I recognise that a debate of this kind is an opportunity to identity to the Government ongoing problems, never to congratulate the Government, although I did receive from the noble Lord, Lord Oxburgh, a precise and welcome recognition that the White Paper does not reach every conceivable target, nor will it be welcomed in every quarter. It is an onus of intent built upon real expenditure over the next three years, but also a commitment to the painful process of how we increase significantly the resources available from society to meet its needs in terms of more highly trained people going through our universities and extra numbers going into higher education. It should guarantee that quality education will continue to be provided at a level to which we are accustomed and that universities will continue—what we should all recognise, and I think we do in this House—the excellent job that they do.

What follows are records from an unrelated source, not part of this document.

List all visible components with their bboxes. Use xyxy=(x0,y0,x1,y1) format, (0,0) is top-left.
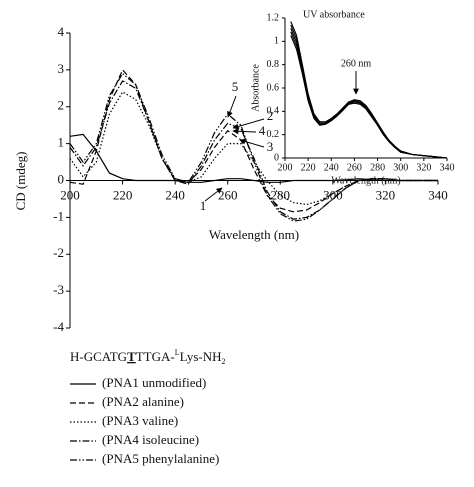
y-tick-label: -2 xyxy=(53,245,64,260)
x-tick-label: 320 xyxy=(416,162,431,173)
y-tick-label: 1.2 xyxy=(267,12,280,23)
y-axis-label: CD (mdeg) xyxy=(13,152,28,211)
x-tick-label: 280 xyxy=(370,162,385,173)
legend-title-part: T xyxy=(127,349,136,364)
y-axis-label: Absorbance xyxy=(250,64,261,112)
legend-title: H-GCATGTTTGA-LLys-NH2 xyxy=(70,348,226,366)
data-line xyxy=(290,24,448,159)
y-tick-label: 2 xyxy=(58,98,65,113)
legend-label: (PNA1 unmodified) xyxy=(102,375,206,390)
x-axis-label: Wavelength (nm) xyxy=(331,175,400,186)
y-tick-label: 0 xyxy=(274,152,279,163)
x-tick-label: 320 xyxy=(376,187,396,202)
data-line xyxy=(69,133,438,183)
y-tick-label: 0.2 xyxy=(267,129,280,140)
legend-label: (PNA2 alanine) xyxy=(102,394,184,409)
data-line xyxy=(290,28,448,159)
legend-title-part: 2 xyxy=(222,357,226,366)
annotation: 2 xyxy=(267,108,274,123)
annotation-arrow xyxy=(204,187,223,202)
y-tick-label: 0.8 xyxy=(267,59,280,70)
data-line xyxy=(69,68,438,213)
legend-title-part: Lys-NH xyxy=(180,349,222,364)
x-tick-label: 300 xyxy=(393,162,408,173)
legend-label: (PNA5 phenylalanine) xyxy=(102,451,219,466)
data-line xyxy=(69,72,438,222)
x-tick-label: 340 xyxy=(440,162,455,173)
annotation: 260 nm xyxy=(341,58,372,69)
legend-title-part: H-GCATG xyxy=(70,349,127,364)
annotation: 1 xyxy=(200,198,207,213)
data-line xyxy=(290,31,448,159)
legend-title-part: L xyxy=(175,348,180,357)
x-tick-label: 240 xyxy=(324,162,339,173)
annotation: 4 xyxy=(259,123,266,138)
x-tick-label: 220 xyxy=(301,162,316,173)
x-axis-label: Wavelength (nm) xyxy=(209,227,299,242)
data-line xyxy=(290,21,448,159)
inset-title: UV absorbance xyxy=(303,9,365,20)
annotation-arrow xyxy=(227,95,237,118)
y-tick-label: -4 xyxy=(53,319,64,334)
annotation: 3 xyxy=(267,139,274,154)
data-line xyxy=(290,35,448,159)
y-tick-label: 0.6 xyxy=(267,82,280,93)
x-tick-label: 340 xyxy=(428,187,448,202)
x-tick-label: 260 xyxy=(347,162,362,173)
annotation-arrow xyxy=(232,118,265,130)
legend-title-part: TTGA- xyxy=(136,349,175,364)
legend-label: (PNA3 valine) xyxy=(102,413,178,428)
y-tick-label: 0.4 xyxy=(267,106,280,117)
x-tick-label: 260 xyxy=(218,187,238,202)
legend-label: (PNA4 isoleucine) xyxy=(102,432,199,447)
y-tick-label: 0 xyxy=(58,171,65,186)
annotation: 5 xyxy=(232,79,239,94)
annotation-arrow xyxy=(239,138,265,148)
y-tick-label: 3 xyxy=(58,61,65,76)
x-tick-label: 200 xyxy=(278,162,293,173)
x-tick-label: 200 xyxy=(60,187,80,202)
y-tick-label: -3 xyxy=(53,282,64,297)
x-tick-label: 280 xyxy=(271,187,291,202)
y-tick-label: 4 xyxy=(58,24,65,39)
y-tick-label: -1 xyxy=(53,208,64,223)
data-line xyxy=(69,80,438,220)
y-tick-label: 1 xyxy=(274,36,279,47)
x-tick-label: 220 xyxy=(113,187,133,202)
x-tick-label: 240 xyxy=(165,187,185,202)
annotation-arrow xyxy=(232,128,257,135)
y-tick-label: 1 xyxy=(58,135,65,150)
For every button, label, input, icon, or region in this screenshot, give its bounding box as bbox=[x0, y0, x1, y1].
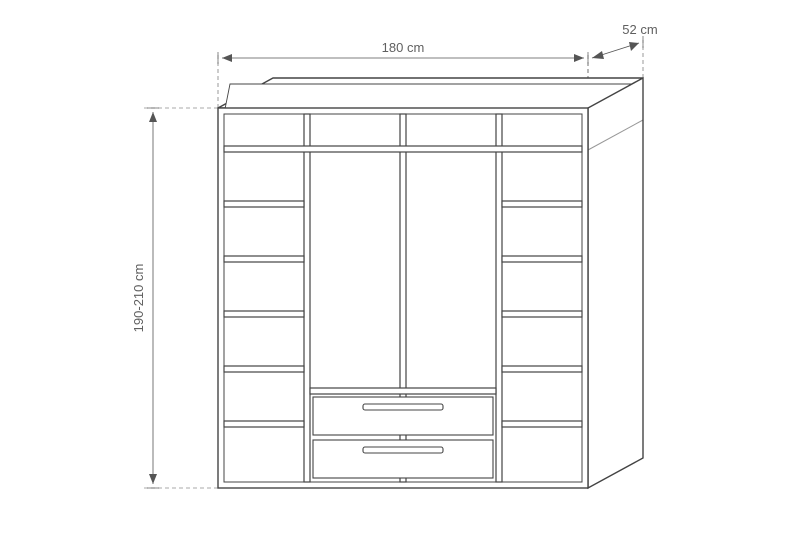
dimension-width-label: 180 cm bbox=[382, 40, 425, 55]
dimension-depth: 52 cm bbox=[592, 22, 658, 59]
dimension-depth-label: 52 cm bbox=[622, 22, 657, 37]
top-shelf bbox=[224, 146, 582, 152]
drawer-2 bbox=[313, 440, 493, 478]
center-shelf-above-drawers bbox=[310, 388, 496, 394]
cabinet-side-right bbox=[588, 78, 643, 488]
drawer-1 bbox=[313, 397, 493, 435]
wardrobe-diagram: 180 cm 52 cm 190-210 cm bbox=[0, 0, 800, 533]
dimension-height-label: 190-210 cm bbox=[131, 264, 146, 333]
dimension-height: 190-210 cm bbox=[131, 108, 159, 488]
dimension-width: 180 cm bbox=[218, 40, 588, 64]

Our universities' record of achievement is acknowledged by the financial settlement that we have put in place. Higher education has not done well from public funding in the recent past. Since 1997 we have invested more, but this settlement shows that we are very serious in our commitment to HE. We are reversing years of under-investment with an increase in funding for higher education that averages more than 6 per cent above inflation for the next three years. It means that every part of the university world will be able to plan for the next three years in confidence on the basis of a secure future funding scheme which is substantial and generous.

These extra resources will help our universities to begin to upgrade buildings, to recruit and retain the best academics and to improve and expand teaching and research. The settlement demonstrates our commitment to ensure that the standards of teaching and learning in our universities are high and continue to improve. Students are entitled to high-quality teaching and those who teach well —just as those who carry out high-class research—are entitled to have their success rewarded properly.

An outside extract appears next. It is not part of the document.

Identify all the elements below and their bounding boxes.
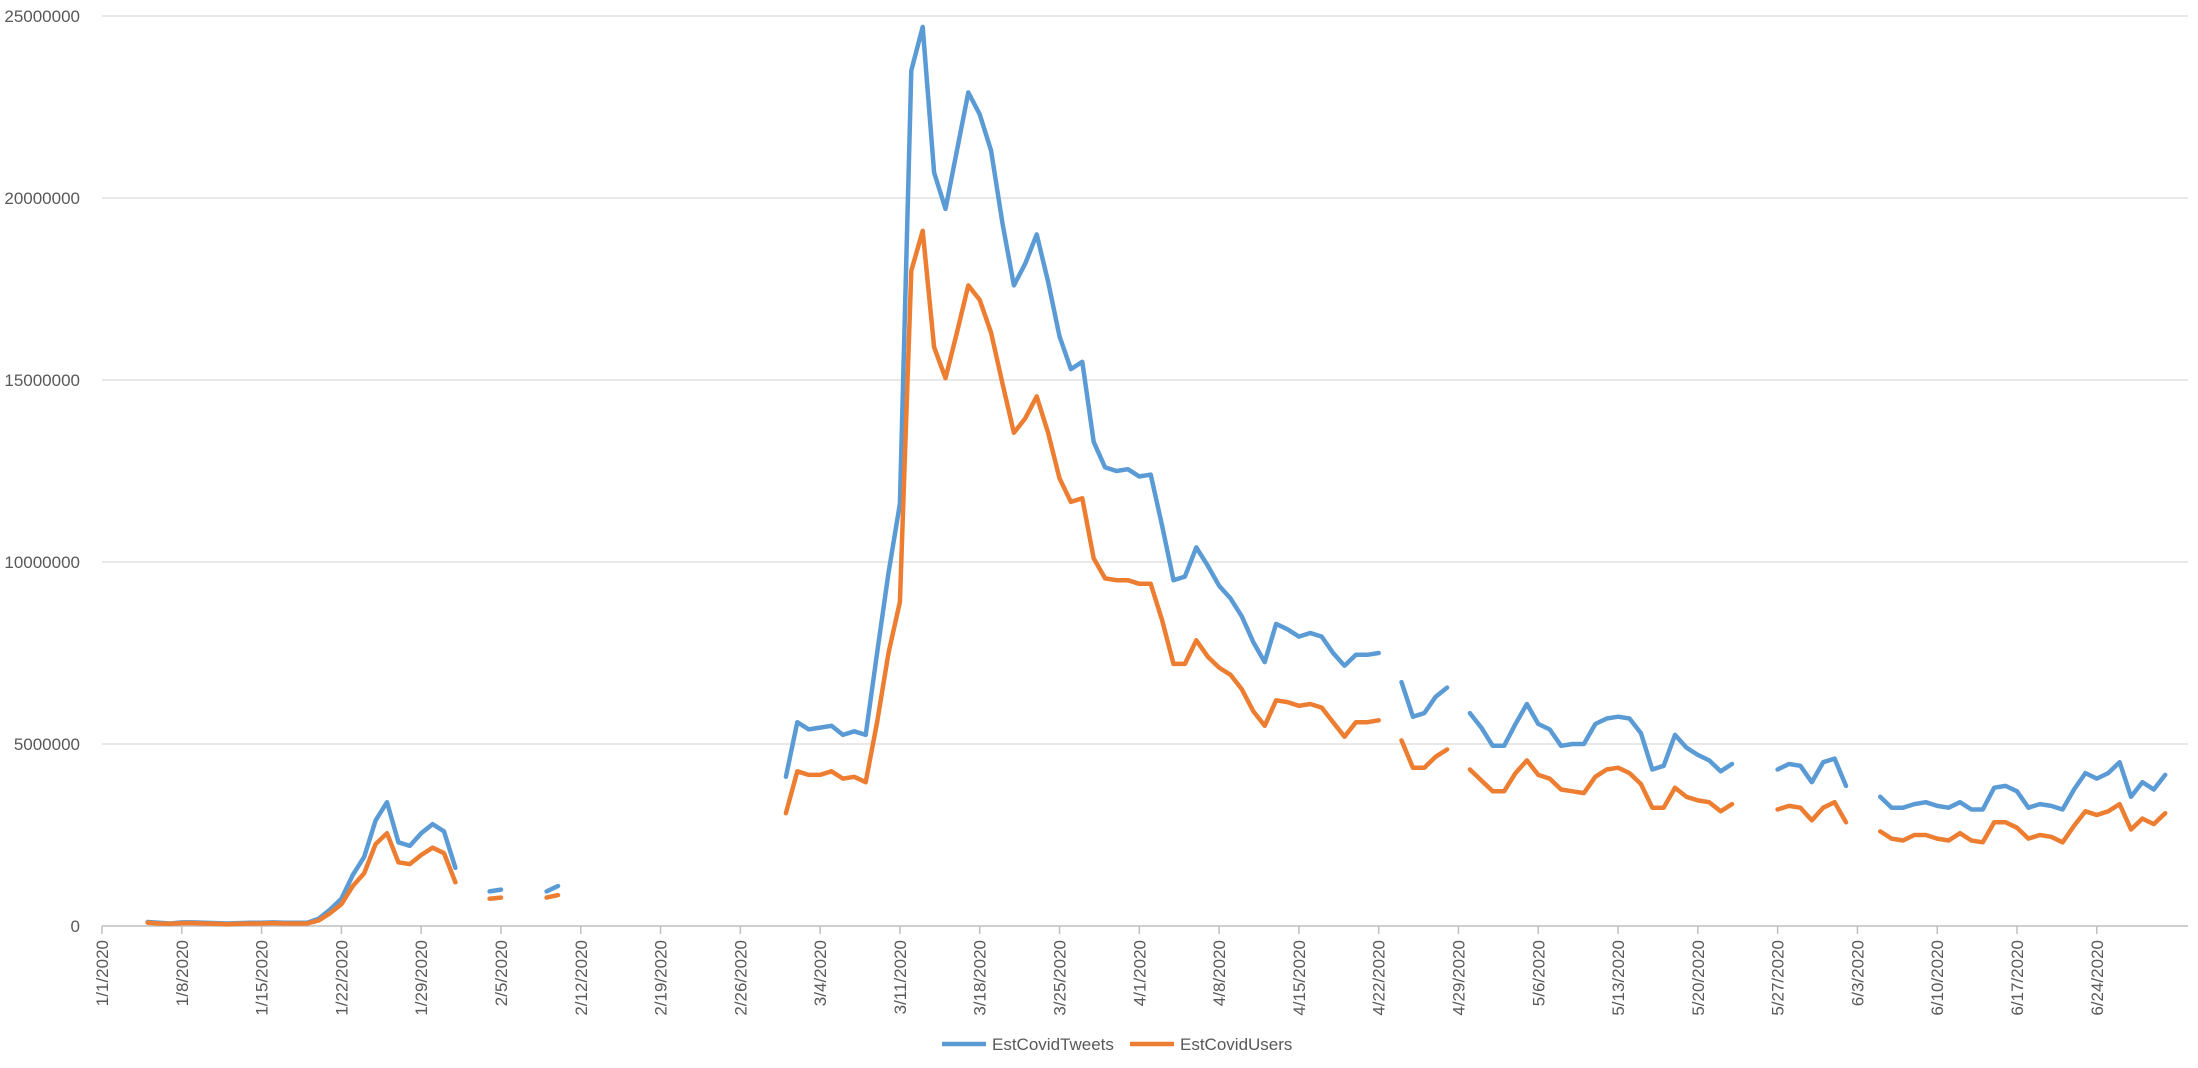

The debate today has been constructive. There have been indications that in certain areas we need to move as rapidly as possible in order to meet the needs of HE staff. I emphasise that at the highest level, as noble Lords have recognised, the Prime Minister identified the problems with HE salaries before Christmas. We now have put in place a funding strategy that gives the universities an opportunity to close those gaps. Rome was not built in a day. I do not need to tell a former Chancellor of the Exchequer that it takes time for public expenditure to go through the system and to work effectively.

As noble Lords have indicated, it is also the case— and the noble Lord will know —that the Treasury is a hard task master, and that the way in which moneys are spent is always under its watchful eye. I am sure that he will appreciate that in introducing the debate today he has given the Government the opportunity to place on the record the fact that he has identified a problem, which we fully recognise, and we intend to meet the challenge that lies ahead.

9.2 p.m.

Lord Lamont of Lerwick

My Lords, I thank the Minister for his reply and all noble Lords who have spoken in the debate. I am the only non-expert who has spoken. All speakers seem to have been former lecturers or lecturers, heads of colleges or heads of universities. But the consensus has been quite clear. I think that there is a degree of scepticism whether the problem really will be tackled, despite the settlement that has been made. I beg leave to withdraw the Motion for Papers.

Motion for Papers, by leave, withdrawn.